Das Warten auf EU-Reformen hat ein Ende:
Lissabon-Vertrag tritt im Dezember in Kraft

Steht für Frankreichs Präsident "außer Zweifel" EU-Gipfel: Einigung auf Mandat für UN-Klimagipfel

Das Warten auf EU-Reformen hat ein Ende:
Lissabon-Vertrag tritt im Dezember in Kraft © Bild: APA/EPA

Nach jahrelangem Tauziehen könnte - wenn in Tschechien alles glatt läuft - der Reformvertrag von Lissabon am 1. Dezember in Kraft treten. Das stehe nach der Einigung auf dem EU-Gipfel in Brüssel "außer Zweifel", sagte zumindest Frankreichs Präsident Sarkozy zum Abschluss der Beratungen. Der Gipfel hatte sich zuvor auf Zugeständnisse an den tschechischen Präsidenten Vaclav Klaus geeinigt.

Tschechien wird in einer Ausnahmeklausel garantiert, dass die im Lissabon-Vertrag verankerte EU-Grundrechtecharta keine Rückgabeansprüche von Sudetendeutschen ermöglicht, die nach dem Zweiten Weltkrieg aus der Tschechoslowakei vertrieben wurden.

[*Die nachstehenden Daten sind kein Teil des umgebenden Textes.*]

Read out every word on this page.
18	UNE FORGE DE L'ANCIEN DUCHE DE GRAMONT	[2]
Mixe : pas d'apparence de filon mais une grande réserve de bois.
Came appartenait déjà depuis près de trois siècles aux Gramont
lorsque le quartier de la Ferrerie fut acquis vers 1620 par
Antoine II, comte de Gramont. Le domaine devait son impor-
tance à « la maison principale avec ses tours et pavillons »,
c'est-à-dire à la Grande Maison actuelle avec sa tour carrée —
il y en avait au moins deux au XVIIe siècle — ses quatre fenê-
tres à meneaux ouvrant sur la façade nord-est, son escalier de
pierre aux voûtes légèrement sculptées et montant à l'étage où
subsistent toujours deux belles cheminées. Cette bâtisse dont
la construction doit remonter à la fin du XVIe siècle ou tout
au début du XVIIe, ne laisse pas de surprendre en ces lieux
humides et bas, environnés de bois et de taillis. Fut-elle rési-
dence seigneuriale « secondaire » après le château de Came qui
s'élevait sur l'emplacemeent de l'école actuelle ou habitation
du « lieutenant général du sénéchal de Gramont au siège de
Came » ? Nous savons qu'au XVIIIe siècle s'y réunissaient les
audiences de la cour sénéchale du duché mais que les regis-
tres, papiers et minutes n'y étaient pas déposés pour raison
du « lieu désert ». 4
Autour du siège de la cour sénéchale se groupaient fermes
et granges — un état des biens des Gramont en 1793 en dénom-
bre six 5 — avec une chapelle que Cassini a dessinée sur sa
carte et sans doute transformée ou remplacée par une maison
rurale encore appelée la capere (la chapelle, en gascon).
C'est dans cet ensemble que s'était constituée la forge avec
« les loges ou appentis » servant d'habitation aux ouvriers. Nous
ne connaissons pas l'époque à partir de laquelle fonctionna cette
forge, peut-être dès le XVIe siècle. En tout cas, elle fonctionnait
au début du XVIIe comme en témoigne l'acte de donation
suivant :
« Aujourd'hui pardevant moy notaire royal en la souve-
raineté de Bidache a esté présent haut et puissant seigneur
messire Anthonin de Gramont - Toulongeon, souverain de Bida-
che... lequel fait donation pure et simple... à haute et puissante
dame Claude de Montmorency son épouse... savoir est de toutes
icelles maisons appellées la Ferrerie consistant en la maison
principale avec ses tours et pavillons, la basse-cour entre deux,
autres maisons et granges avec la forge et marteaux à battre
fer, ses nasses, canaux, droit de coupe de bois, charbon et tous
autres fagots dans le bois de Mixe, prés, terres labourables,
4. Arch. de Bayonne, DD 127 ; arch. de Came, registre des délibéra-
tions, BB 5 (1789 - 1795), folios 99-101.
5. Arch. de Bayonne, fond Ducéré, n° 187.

Abzuwarten bleibt natürlich, wie kommende Woche - wahrscheinlich am 3. November - das tschechische Verfassungsgericht über eine Klage tschechischer Senatoren gegen den Vertrag entscheiden wird. Erst danach ist eine Unterschrift des EU-kritischen Präsidenten Vaclav Klaus, der nicht in Brüssel anwesend war, überhaupt möglich.

Einigung beim Klimaschutz
Die europäischen Staats- und Regierungschefs haben sich in Brüssel zum Abschluss des EU-Gipfels zwar auf allgemeine Aussagen für den UN-Weltklimagipfel in Kopenhagen im Dezember geeinigt, aber weder intern eine Aufteilung der Kosten vereinbart noch Aussagen zu den von der EU zu übernehmenden Lasten getroffen.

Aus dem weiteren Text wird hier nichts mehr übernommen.